Y sucede que hay un hombre cerca, y no te imaginas nada peor. Irritación constante, ansiedad, conflictos. Muchas mujeres adultas comprenden de repente: «Estoy cansada. Merezco paz». Y se liberan. A veces, por primera vez en su vida, de verdad.

Todo depende de la personalidad del personaje.

Una persona introvertida se siente cómoda estando sola. Tiene su propio espacio, sus libros y sus reflexiones. Incluso el ruido superficial la cansa. Y una persona extrovertida necesita el contacto, la energía de la comunicación. Pero no se trata necesariamente de un hombre. Se trata de intimidad.

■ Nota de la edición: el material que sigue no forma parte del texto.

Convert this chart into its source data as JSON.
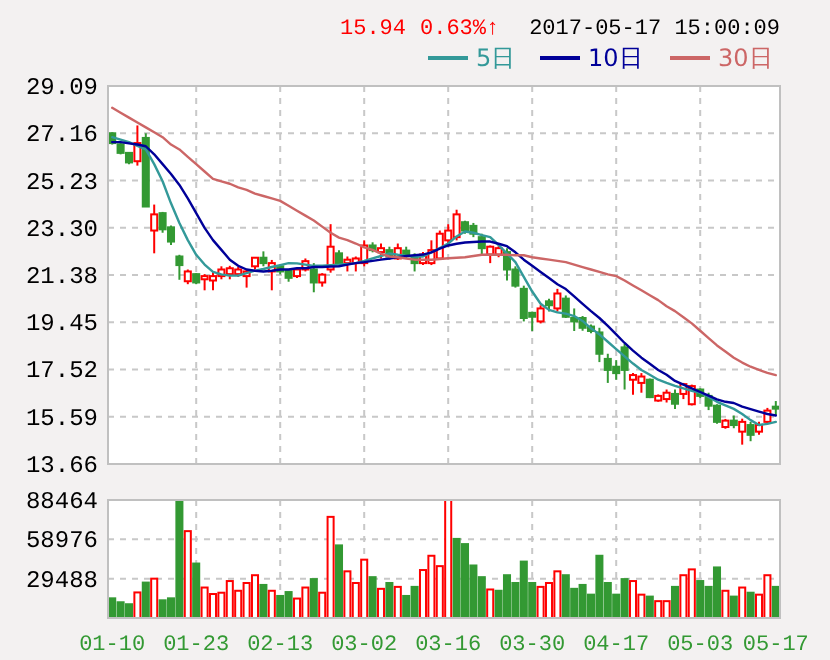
{
  "chart_data": [
    {
      "type": "candlestick",
      "annotations": [
        "15.94",
        "0.63%↑",
        "2017-05-17 15:00:09"
      ],
      "legend": "top right",
      "grid": true,
      "tick_labels": "y",
      "categories": [
        null,
        null,
        null,
        null,
        null,
        null,
        null,
        null,
        null,
        null,
        null,
        null,
        null,
        null,
        null,
        null,
        null,
        null,
        null,
        null,
        null,
        null,
        null,
        null,
        null,
        null,
        null,
        null,
        null,
        null,
        null,
        null,
        null,
        null,
        null,
        null,
        null,
        null,
        null,
        null,
        null,
        null,
        null,
        null,
        null,
        null,
        null,
        null,
        null,
        null,
        null,
        null,
        null,
        null,
        null,
        null,
        null,
        null,
        null,
        null,
        null,
        null,
        null,
        null,
        null,
        null,
        null,
        null,
        null,
        null,
        null,
        null,
        null,
        null,
        null,
        null,
        null,
        null,
        null,
        null
      ],
      "ylim": [
        13.66,
        29.09
      ],
      "yticks": [
        13.66,
        15.59,
        17.52,
        19.45,
        21.38,
        {
          "value": 23.3,
          "label": "23.30"
        },
        25.23,
        27.16,
        29.09
      ],
      "ohlc": [
        [
          27.16,
          27.2,
          26.7,
          26.76
        ],
        [
          26.71,
          26.8,
          26.3,
          26.36
        ],
        [
          26.36,
          26.4,
          25.9,
          25.97
        ],
        [
          26.02,
          27.48,
          25.84,
          26.76
        ],
        [
          26.97,
          27.16,
          24.17,
          24.17
        ],
        [
          23.19,
          24.25,
          22.26,
          23.85
        ],
        [
          23.9,
          23.95,
          23.1,
          23.24
        ],
        [
          23.32,
          23.4,
          22.6,
          22.74
        ],
        [
          22.13,
          22.2,
          21.18,
          21.78
        ],
        [
          21.12,
          21.6,
          21.0,
          21.52
        ],
        [
          21.41,
          21.45,
          21.0,
          21.07
        ],
        [
          21.2,
          21.41,
          20.75,
          21.33
        ],
        [
          21.15,
          21.5,
          20.75,
          21.33
        ],
        [
          21.33,
          21.73,
          21.2,
          21.6
        ],
        [
          21.41,
          21.75,
          21.2,
          21.65
        ],
        [
          21.41,
          21.7,
          21.3,
          21.6
        ],
        [
          21.33,
          21.6,
          20.86,
          21.52
        ],
        [
          21.73,
          22.1,
          21.6,
          22.08
        ],
        [
          22.08,
          22.34,
          21.73,
          21.86
        ],
        [
          21.52,
          21.99,
          20.75,
          21.86
        ],
        [
          21.73,
          21.8,
          21.4,
          21.52
        ],
        [
          21.55,
          21.6,
          21.1,
          21.26
        ],
        [
          21.33,
          21.65,
          21.25,
          21.6
        ],
        [
          21.6,
          22.05,
          21.52,
          21.94
        ],
        [
          21.6,
          21.86,
          20.67,
          21.07
        ],
        [
          21.07,
          21.45,
          20.9,
          21.39
        ],
        [
          21.6,
          23.45,
          21.47,
          22.53
        ],
        [
          22.26,
          22.39,
          21.73,
          21.86
        ],
        [
          21.86,
          22.13,
          21.52,
          22.0
        ],
        [
          21.86,
          22.13,
          21.52,
          22.05
        ],
        [
          21.86,
          22.79,
          21.73,
          22.58
        ],
        [
          22.58,
          22.71,
          22.3,
          22.39
        ],
        [
          22.31,
          22.66,
          22.05,
          22.47
        ],
        [
          22.39,
          22.53,
          21.99,
          22.13
        ],
        [
          22.05,
          22.66,
          21.99,
          22.47
        ],
        [
          22.37,
          22.53,
          22.05,
          22.21
        ],
        [
          22.1,
          22.26,
          21.52,
          21.86
        ],
        [
          21.86,
          22.31,
          21.78,
          22.21
        ],
        [
          21.86,
          22.79,
          21.78,
          22.39
        ],
        [
          22.05,
          23.19,
          21.99,
          23.06
        ],
        [
          22.79,
          23.45,
          22.53,
          23.19
        ],
        [
          22.92,
          24.04,
          22.79,
          23.85
        ],
        [
          23.53,
          23.59,
          23.06,
          23.19
        ],
        [
          23.38,
          23.5,
          22.92,
          23.06
        ],
        [
          22.92,
          23.06,
          22.21,
          22.47
        ],
        [
          22.21,
          22.58,
          21.86,
          22.53
        ],
        [
          22.21,
          22.55,
          22.1,
          22.47
        ],
        [
          22.31,
          22.47,
          21.15,
          21.6
        ],
        [
          21.6,
          21.73,
          20.86,
          20.94
        ],
        [
          20.81,
          20.94,
          19.48,
          19.62
        ],
        [
          19.83,
          19.88,
          19.09,
          19.67
        ],
        [
          19.48,
          20.14,
          19.4,
          20.01
        ],
        [
          20.3,
          20.41,
          19.88,
          20.14
        ],
        [
          20.01,
          20.81,
          19.88,
          20.62
        ],
        [
          20.41,
          20.54,
          19.62,
          19.67
        ],
        [
          19.62,
          20.01,
          19.09,
          19.48
        ],
        [
          19.62,
          19.7,
          19.1,
          19.22
        ],
        [
          19.27,
          19.35,
          19.0,
          19.09
        ],
        [
          19.03,
          19.22,
          17.82,
          18.16
        ],
        [
          17.95,
          18.16,
          16.97,
          17.5
        ],
        [
          17.63,
          17.9,
          17.1,
          17.37
        ],
        [
          18.42,
          18.56,
          16.7,
          17.5
        ],
        [
          17.1,
          17.37,
          16.49,
          17.29
        ],
        [
          16.97,
          17.37,
          16.57,
          17.23
        ],
        [
          17.1,
          17.15,
          16.35,
          16.39
        ],
        [
          16.25,
          16.5,
          16.2,
          16.44
        ],
        [
          16.31,
          16.7,
          16.17,
          16.57
        ],
        [
          16.52,
          16.7,
          15.91,
          16.12
        ],
        [
          16.52,
          16.97,
          16.31,
          16.92
        ],
        [
          16.1,
          16.9,
          16.05,
          16.84
        ],
        [
          16.7,
          16.75,
          16.35,
          16.44
        ],
        [
          16.44,
          16.57,
          15.86,
          16.04
        ],
        [
          16.04,
          16.1,
          15.3,
          15.38
        ],
        [
          15.17,
          15.5,
          15.1,
          15.43
        ],
        [
          15.43,
          15.64,
          15.12,
          15.25
        ],
        [
          14.98,
          15.51,
          14.45,
          15.38
        ],
        [
          15.25,
          15.38,
          14.59,
          14.85
        ],
        [
          14.98,
          15.38,
          14.85,
          15.25
        ],
        [
          15.38,
          15.95,
          15.3,
          15.84
        ],
        [
          16.0,
          16.23,
          15.64,
          15.94
        ]
      ],
      "colors": [
        "#339933",
        "#339933",
        "#339933",
        "#ff0000",
        "#339933",
        "#ff0000",
        "#339933",
        "#339933",
        "#339933",
        "#ff0000",
        "#339933",
        "#ff0000",
        "#ff0000",
        "#ff0000",
        "#ff0000",
        "#ff0000",
        "#ff0000",
        "#ff0000",
        "#339933",
        "#ff0000",
        "#339933",
        "#339933",
        "#ff0000",
        "#ff0000",
        "#339933",
        "#ff0000",
        "#ff0000",
        "#339933",
        "#ff0000",
        "#ff0000",
        "#ff0000",
        "#339933",
        "#ff0000",
        "#339933",
        "#ff0000",
        "#339933",
        "#339933",
        "#ff0000",
        "#ff0000",
        "#ff0000",
        "#ff0000",
        "#ff0000",
        "#339933",
        "#339933",
        "#339933",
        "#ff0000",
        "#ff0000",
        "#339933",
        "#339933",
        "#339933",
        "#339933",
        "#ff0000",
        "#339933",
        "#ff0000",
        "#339933",
        "#339933",
        "#339933",
        "#339933",
        "#339933",
        "#339933",
        "#339933",
        "#339933",
        "#ff0000",
        "#ff0000",
        "#339933",
        "#ff0000",
        "#ff0000",
        "#339933",
        "#ff0000",
        "#ff0000",
        "#339933",
        "#339933",
        "#339933",
        "#ff0000",
        "#339933",
        "#ff0000",
        "#339933",
        "#ff0000",
        "#ff0000",
        "#339933"
      ],
      "series": [
        {
          "type": "line",
          "name": "5日",
          "color": "#339999",
          "values": [
            27.0,
            26.9,
            26.8,
            26.65,
            26.5,
            25.9,
            25.2,
            24.3,
            23.5,
            22.8,
            22.2,
            21.8,
            21.5,
            21.4,
            21.35,
            21.35,
            21.45,
            21.55,
            21.62,
            21.7,
            21.78,
            21.86,
            21.85,
            21.8,
            21.75,
            21.75,
            21.78,
            21.8,
            21.83,
            21.86,
            21.95,
            22.05,
            22.15,
            22.26,
            22.2,
            22.15,
            22.13,
            22.13,
            22.3,
            22.48,
            22.66,
            22.95,
            23.15,
            23.1,
            23.0,
            22.92,
            22.6,
            22.25,
            21.9,
            21.3,
            20.7,
            20.2,
            19.95,
            19.85,
            19.8,
            19.7,
            19.5,
            19.2,
            18.95,
            18.65,
            18.35,
            18.05,
            17.76,
            17.5,
            17.3,
            17.1,
            16.97,
            16.85,
            16.75,
            16.65,
            16.57,
            16.4,
            16.2,
            16.05,
            15.91,
            15.7,
            15.45,
            15.25,
            15.3,
            15.38
          ]
        },
        {
          "type": "line",
          "name": "10日",
          "color": "#000099",
          "values": [
            26.8,
            26.8,
            26.75,
            26.7,
            26.63,
            26.3,
            25.9,
            25.5,
            25.05,
            24.5,
            23.9,
            23.3,
            22.8,
            22.4,
            22.0,
            21.75,
            21.6,
            21.55,
            21.52,
            21.55,
            21.6,
            21.6,
            21.65,
            21.65,
            21.7,
            21.7,
            21.72,
            21.73,
            21.8,
            21.86,
            21.9,
            21.95,
            22.0,
            22.05,
            22.1,
            22.15,
            22.18,
            22.21,
            22.3,
            22.45,
            22.58,
            22.65,
            22.7,
            22.72,
            22.74,
            22.74,
            22.65,
            22.55,
            22.3,
            22.0,
            21.75,
            21.5,
            21.25,
            21.0,
            20.8,
            20.5,
            20.2,
            19.9,
            19.62,
            19.3,
            18.95,
            18.6,
            18.29,
            18.0,
            17.75,
            17.5,
            17.3,
            17.05,
            16.9,
            16.75,
            16.6,
            16.45,
            16.3,
            16.2,
            16.15,
            16.0,
            15.9,
            15.8,
            15.7,
            15.64
          ]
        },
        {
          "type": "line",
          "name": "30日",
          "color": "#cc6666",
          "values": [
            28.2,
            28.0,
            27.8,
            27.6,
            27.4,
            27.2,
            27.0,
            26.7,
            26.5,
            26.2,
            25.9,
            25.6,
            25.3,
            25.2,
            25.1,
            24.95,
            24.85,
            24.7,
            24.6,
            24.5,
            24.4,
            24.2,
            24.0,
            23.8,
            23.6,
            23.35,
            23.1,
            22.9,
            22.8,
            22.66,
            22.5,
            22.4,
            22.25,
            22.13,
            22.1,
            22.05,
            22.0,
            22.0,
            22.0,
            22.03,
            22.06,
            22.08,
            22.1,
            22.15,
            22.2,
            22.21,
            22.2,
            22.2,
            22.18,
            22.18,
            22.1,
            22.05,
            22.0,
            21.95,
            21.9,
            21.8,
            21.7,
            21.6,
            21.5,
            21.4,
            21.33,
            21.15,
            20.95,
            20.75,
            20.55,
            20.35,
            20.1,
            19.9,
            19.65,
            19.4,
            19.1,
            18.8,
            18.5,
            18.25,
            18.0,
            17.8,
            17.63,
            17.5,
            17.38,
            17.29
          ]
        }
      ]
    },
    {
      "type": "bar",
      "grid": true,
      "categories": [
        "01-10",
        null,
        null,
        null,
        null,
        null,
        null,
        null,
        null,
        null,
        "01-23",
        null,
        null,
        null,
        null,
        null,
        null,
        null,
        null,
        null,
        "02-13",
        null,
        null,
        null,
        null,
        null,
        null,
        null,
        null,
        null,
        "03-02",
        null,
        null,
        null,
        null,
        null,
        null,
        null,
        null,
        null,
        "03-16",
        null,
        null,
        null,
        null,
        null,
        null,
        null,
        null,
        null,
        "03-30",
        null,
        null,
        null,
        null,
        null,
        null,
        null,
        null,
        null,
        "04-17",
        null,
        null,
        null,
        null,
        null,
        null,
        null,
        null,
        null,
        "05-03",
        null,
        null,
        null,
        null,
        null,
        null,
        null,
        null,
        "05-17"
      ],
      "ylim": [
        0,
        88464
      ],
      "yticks": [
        29488,
        58976,
        88464
      ],
      "values": [
        14745,
        11796,
        10322,
        19169,
        26541,
        29490,
        13271,
        14745,
        88464,
        65124,
        40824,
        22842,
        17982,
        18954,
        27702,
        20412,
        26244,
        32076,
        24786,
        20412,
        16524,
        19440,
        14580,
        22842,
        29160,
        18954,
        75816,
        54432,
        34992,
        26244,
        43740,
        30618,
        21870,
        26244,
        23328,
        16524,
        23328,
        35964,
        46656,
        38880,
        88464,
        59292,
        55404,
        39366,
        30618,
        21384,
        20412,
        32076,
        26244,
        42282,
        26244,
        23328,
        26244,
        34992,
        32076,
        21870,
        24786,
        17496,
        46656,
        26244,
        17496,
        29160,
        27702,
        17496,
        16038,
        12636,
        12636,
        23328,
        32076,
        36450,
        27702,
        23328,
        37908,
        20412,
        16038,
        22842,
        18954,
        17496,
        32076,
        23328
      ],
      "colors": [
        "#339933",
        "#339933",
        "#339933",
        "#ff0000",
        "#339933",
        "#ff0000",
        "#339933",
        "#339933",
        "#339933",
        "#ff0000",
        "#339933",
        "#ff0000",
        "#ff0000",
        "#ff0000",
        "#ff0000",
        "#ff0000",
        "#ff0000",
        "#ff0000",
        "#339933",
        "#ff0000",
        "#339933",
        "#339933",
        "#ff0000",
        "#ff0000",
        "#339933",
        "#ff0000",
        "#ff0000",
        "#339933",
        "#ff0000",
        "#ff0000",
        "#ff0000",
        "#339933",
        "#ff0000",
        "#339933",
        "#ff0000",
        "#339933",
        "#339933",
        "#ff0000",
        "#ff0000",
        "#ff0000",
        "#ff0000",
        "#339933",
        "#339933",
        "#339933",
        "#339933",
        "#ff0000",
        "#339933",
        "#339933",
        "#339933",
        "#339933",
        "#339933",
        "#ff0000",
        "#ff0000",
        "#ff0000",
        "#339933",
        "#339933",
        "#339933",
        "#339933",
        "#339933",
        "#339933",
        "#339933",
        "#339933",
        "#ff0000",
        "#ff0000",
        "#339933",
        "#ff0000",
        "#ff0000",
        "#339933",
        "#ff0000",
        "#ff0000",
        "#339933",
        "#339933",
        "#339933",
        "#ff0000",
        "#339933",
        "#ff0000",
        "#339933",
        "#ff0000",
        "#ff0000",
        "#339933"
      ]
    }
  ]
}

Hay mujeres que se contentan con charlar con la cajera, intercambiar mensajes con una amiga por mensajería instantánea o ponerse al día con las vecinas. Y hay otras que se entristecen si nadie les pregunta en todo el día: ¿Cómo estás?

Una mujer cambia con la edad. Y eso es maravilloso.

Cuanto mayor se hace una mujer, más segura se siente. Se vuelve menos tolerante a la mentira, aprende a decir «no», rechaza lo innecesario. Y entonces, un hombre a su lado no es una media naranja obligatoria, sino un complemento agradable. La necesidad desaparece; la elección permanece.

Una mujer no siente que le falte una parte de un hombre. Ella es completa. Y si aparece alguien digno de ella, se convierte en parte de su mundo.

Y si se da el encuentro, la edad que tengas no importa. Y si no, tampoco. Lo importante es ser tú mismo. Auténtico, vivo, con luz propia.

¿Hasta qué edad necesitas un hombre?

Pero al menos hasta los cien años, si hay amor. O hasta los treinta, si se desea silencio. O nunca, si se tiene cerca un gato querido, una manta calentita, buenos libros y armonía espiritual.

Quizás la respuesta más honesta sea: mientras la mujer lo desee. Mientras exista el deseo de estar con alguien, de compartir, apoyar y sentir que alguien la acompaña. Y si ese deseo desaparece, no hay problema. Esto puede ser, y de hecho es, verdadera integridad.

¿Qué opinas? ¿Tenías tu propia respuesta a esta pregunta? Compártela en los comentarios.